Symptoms of Heat Exhaustion
Heat exhaustion is a precursor to heatstroke caused by too much heat and dehydration. Some warning signs that indicate heatstroke include: heavy sweating or no sweating at all, cold or clammy skin, dizziness, headache, nausea or vomiting, weak pulse, and fainting. If these symptoms appear, move to a cooler, shaded location immediately and drink plenty of fluids like water or sports drinks with electrolytes (such as Gatorade). If relief has not occurred in a few minutes, or if you have heart disease, call 911 immediately.
Symptoms of Heatstroke
Heatstroke is serious and can be deadly. It does not always happen suddenly; it can occur gradually after several days of heat exposure. Generally in cases of heatstroke, a person’s body temperature is above 104 degrees. In addition to a very high body temperature, other signs of heatstroke include hot, red skin, fast pulse, headache, nausea or vomiting, confusion or lethargy, and fainting. If these symptoms appear, call 911 immediately. Then, move to a cool, shaded location. Take off heavy clothing, and, if possible, apply cool water. Clothes can be soaked in cold water and applied to the neck area, wrists, ankles, and armpits to help lower the body’s temperature. Drink some cool water or a sports drink while waiting for emergency personnel to arrive.
Summer Heat Safety Tips
These are some things seniors can do to stay cool and safe during the hot summer months:
- Avoid direct sun exposure.
- Stay in an air-conditioned location, and if a home does not have air conditioning, go somewhere that does. Visit a friend or relative, stop by the local library or mall, or head to the movie theatre for the afternoon.

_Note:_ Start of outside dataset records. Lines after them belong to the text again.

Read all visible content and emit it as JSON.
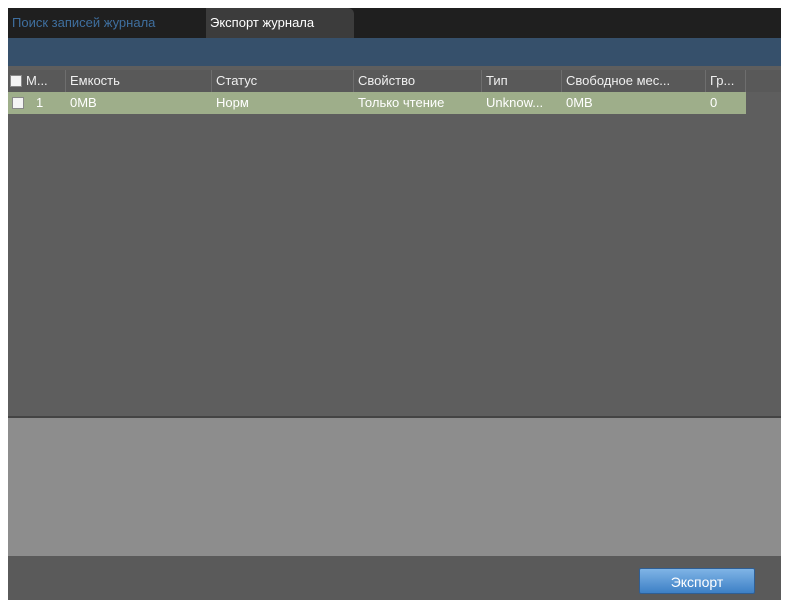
{
  "tabs": [
    {
      "label": "Поиск записей журнала",
      "active": false
    },
    {
      "label": "Экспорт журнала",
      "active": true
    }
  ],
  "table": {
    "columns": [
      "М...",
      "Емкость",
      "Статус",
      "Свойство",
      "Тип",
      "Свободное мес...",
      "Гр..."
    ],
    "rows": [
      {
        "num": "1",
        "capacity": "0MB",
        "status": "Норм",
        "property": "Только чтение",
        "type": "Unknow...",
        "free_space": "0MB",
        "group": "0",
        "checked": false
      }
    ]
  },
  "footer": {
    "export_label": "Экспорт"
  },
  "colors": {
    "tab_inactive": "#3f6f9f",
    "selected_row": "#9eae8a",
    "button_accent": "#3d80c6"
  }
}
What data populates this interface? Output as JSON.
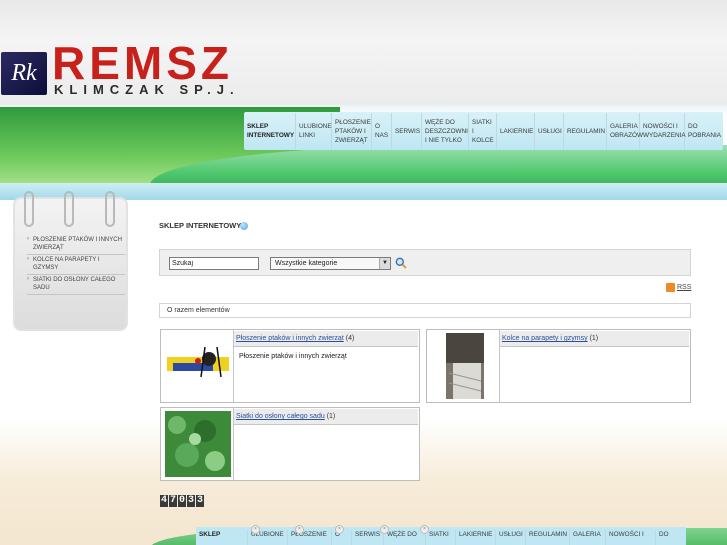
{
  "logo": {
    "badge": "Rk",
    "name": "REMSZ",
    "subtitle": "KLIMCZAK SP.J."
  },
  "nav": [
    {
      "label": "SKLEP INTERNETOWY",
      "active": true
    },
    {
      "label": "ULUBIONE LINKI"
    },
    {
      "label": "PŁOSZENIE PTAKÓW I ZWIERZĄT"
    },
    {
      "label": "O NAS"
    },
    {
      "label": "SERWIS"
    },
    {
      "label": "WĘŻE DO DESZCZOWNI I NIE TYLKO"
    },
    {
      "label": "SIATKI I KOLCE"
    },
    {
      "label": "LAKIERNIE"
    },
    {
      "label": "USŁUGI"
    },
    {
      "label": "REGULAMIN"
    },
    {
      "label": "GALERIA OBRAZÓW"
    },
    {
      "label": "NOWOŚCI I WYDARZENIA"
    },
    {
      "label": "DO POBRANIA"
    }
  ],
  "sidebar": {
    "categories": [
      "PŁOSZENIE PTAKÓW I INNYCH ZWIERZĄT",
      "KOLCE NA PARAPETY I GZYMSY",
      "SIATKI DO OSŁONY CAŁEGO SADU"
    ]
  },
  "main": {
    "title": "SKLEP INTERNETOWY",
    "search": {
      "value": "Szukaj",
      "category": "Wszystkie kategorie"
    },
    "rss": "RSS",
    "count_text": "O razem elementów",
    "cards": [
      {
        "title": "Płoszenie ptaków i innych zwierząt",
        "count": "(4)",
        "desc": "Płoszenie ptaków i innych zwierząt"
      },
      {
        "title": "Kolce na parapety i gzymsy",
        "count": "(1)",
        "desc": ""
      },
      {
        "title": "Siatki do osłony całego sadu",
        "count": "(1)",
        "desc": ""
      }
    ],
    "counter": [
      "4",
      "7",
      "0",
      "3",
      "3"
    ]
  },
  "bottomnav": [
    {
      "label": "SKLEP"
    },
    {
      "label": "ULUBIONE"
    },
    {
      "label": "PŁOSZENIE"
    },
    {
      "label": "O"
    },
    {
      "label": "SERWIS"
    },
    {
      "label": "WĘŻE DO"
    },
    {
      "label": "SIATKI"
    },
    {
      "label": "LAKIERNIE"
    },
    {
      "label": "USŁUGI"
    },
    {
      "label": "REGULAMIN"
    },
    {
      "label": "GALERIA"
    },
    {
      "label": "NOWOŚCI I"
    },
    {
      "label": "DO"
    }
  ],
  "colors": {
    "brand_red": "#c8201a",
    "brand_navy": "#1b1b4a",
    "green": "#3aa84e",
    "link": "#2a4f9a"
  }
}
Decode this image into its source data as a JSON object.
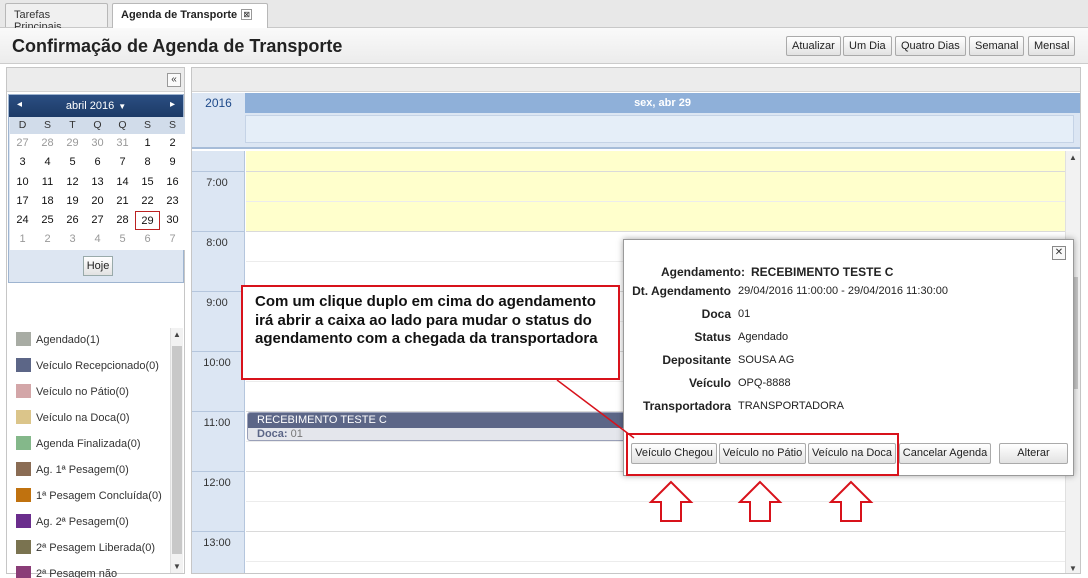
{
  "tabs": [
    {
      "label": "Tarefas Principais"
    },
    {
      "label": "Agenda de Transporte",
      "close": "⊠"
    }
  ],
  "header": {
    "title": "Confirmação de Agenda de Transporte",
    "buttons": [
      "Atualizar",
      "Um Dia",
      "Quatro Dias",
      "Semanal",
      "Mensal"
    ]
  },
  "sidebar": {
    "collapse_glyph": "«",
    "calendar": {
      "prev": "◂",
      "next": "▸",
      "month": "abril 2016",
      "month_caret": "▼",
      "dow": [
        "D",
        "S",
        "T",
        "Q",
        "Q",
        "S",
        "S"
      ],
      "days": [
        [
          "27",
          "28",
          "29",
          "30",
          "31",
          "1",
          "2"
        ],
        [
          "3",
          "4",
          "5",
          "6",
          "7",
          "8",
          "9"
        ],
        [
          "10",
          "11",
          "12",
          "13",
          "14",
          "15",
          "16"
        ],
        [
          "17",
          "18",
          "19",
          "20",
          "21",
          "22",
          "23"
        ],
        [
          "24",
          "25",
          "26",
          "27",
          "28",
          "29",
          "30"
        ],
        [
          "1",
          "2",
          "3",
          "4",
          "5",
          "6",
          "7"
        ]
      ],
      "selected": "29",
      "today_button": "Hoje"
    },
    "legend": [
      {
        "label": "Agendado(1)",
        "color": "#a8aca4"
      },
      {
        "label": "Veículo Recepcionado(0)",
        "color": "#5c6687"
      },
      {
        "label": "Veículo no Pátio(0)",
        "color": "#d3a6a8"
      },
      {
        "label": "Veículo na Doca(0)",
        "color": "#dbc58a"
      },
      {
        "label": "Agenda Finalizada(0)",
        "color": "#84b88a"
      },
      {
        "label": "Ag. 1ª Pesagem(0)",
        "color": "#8a6c54"
      },
      {
        "label": "1ª Pesagem Concluída(0)",
        "color": "#c0720f"
      },
      {
        "label": "Ag. 2ª Pesagem(0)",
        "color": "#6a2d8c"
      },
      {
        "label": "2ª Pesagem Liberada(0)",
        "color": "#7a7350"
      },
      {
        "label": "2ª Pesagem não",
        "color": "#8a3d77"
      }
    ]
  },
  "calendar_view": {
    "year": "2016",
    "day_header": "sex, abr 29",
    "times": [
      "7:00",
      "8:00",
      "9:00",
      "10:00",
      "11:00",
      "12:00",
      "13:00"
    ],
    "event": {
      "title": "RECEBIMENTO TESTE C",
      "sub_label": "Doca:",
      "sub_value": "01"
    }
  },
  "popup": {
    "close": "✕",
    "fields": [
      {
        "label": "Agendamento:",
        "value": "RECEBIMENTO TESTE C"
      },
      {
        "label": "Dt. Agendamento",
        "value": "29/04/2016 11:00:00 - 29/04/2016 11:30:00"
      },
      {
        "label": "Doca",
        "value": "01"
      },
      {
        "label": "Status",
        "value": "Agendado"
      },
      {
        "label": "Depositante",
        "value": "SOUSA AG"
      },
      {
        "label": "Veículo",
        "value": "OPQ-8888"
      },
      {
        "label": "Transportadora",
        "value": "TRANSPORTADORA"
      }
    ],
    "buttons": [
      "Veículo Chegou",
      "Veículo no Pátio",
      "Veículo na Doca",
      "Cancelar Agenda",
      "Alterar"
    ]
  },
  "annotation": {
    "callout_text": "Com um clique duplo em cima do agendamento irá abrir a caixa ao lado para mudar o status do agendamento com a chegada da transportadora",
    "accent_color": "#d8121b"
  }
}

- Schedule your appointments in the early morning or late evening hours when the sun is not at its worst.
- Dress appropriately, wearing loose fitting, light colored clothing. A large, broad-brimmed hat will help to avoid any sunburn on the face and neck, and always wear sunscreen when outside.

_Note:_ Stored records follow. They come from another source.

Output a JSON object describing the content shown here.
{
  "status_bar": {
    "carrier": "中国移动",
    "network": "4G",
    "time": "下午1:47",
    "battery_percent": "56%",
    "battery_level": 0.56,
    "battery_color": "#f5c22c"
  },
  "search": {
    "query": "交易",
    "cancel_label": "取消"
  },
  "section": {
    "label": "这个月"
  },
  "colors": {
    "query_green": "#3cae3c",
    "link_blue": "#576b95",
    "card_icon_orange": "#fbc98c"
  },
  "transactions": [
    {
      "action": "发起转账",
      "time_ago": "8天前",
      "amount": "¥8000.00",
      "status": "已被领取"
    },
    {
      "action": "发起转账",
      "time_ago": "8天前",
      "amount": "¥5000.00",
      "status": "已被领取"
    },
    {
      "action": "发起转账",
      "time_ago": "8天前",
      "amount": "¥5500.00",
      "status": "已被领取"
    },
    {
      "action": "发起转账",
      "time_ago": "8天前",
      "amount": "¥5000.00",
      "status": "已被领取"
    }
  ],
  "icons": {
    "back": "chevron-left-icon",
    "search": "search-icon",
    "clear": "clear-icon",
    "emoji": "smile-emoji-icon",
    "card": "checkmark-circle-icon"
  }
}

Seniors who either can’t afford to buy or run the air conditioner in their home, should check with their local Area Agency on Aging (AAA) for assistance. Additionally, Low Income Home Energy Assistance Program (LIHEAP) provides financial assistance for managing costs of heating and cooling your home. For details, visit https://dhhs.ne.gov/Pages/
During the summer months, staying hydrated is more important than ever, especially during heat waves. Lack of water, or dehydration, diminishes a body’s ability to regulate its temperature, so the risk of developing a heat illness rises dramatically. Seniors should avoid alcohol during a heat wave and drink water and juices regularly. A good practice to follow is to drink fluids with every meal, as well as sipping fluids throughout the day, rather than drinking them quickly.
If you know elderly relatives or neighbors, check in with them during the summer heat. Make sure they are using their air conditioners if available, and watch for warning signs of heat exhaustion. It is always better to be safe than sorry; heatstroke and heat exhaustion are serious conditions. If anyone shows signs of heat exhaustion, don’t hesitate to call 911 and get help.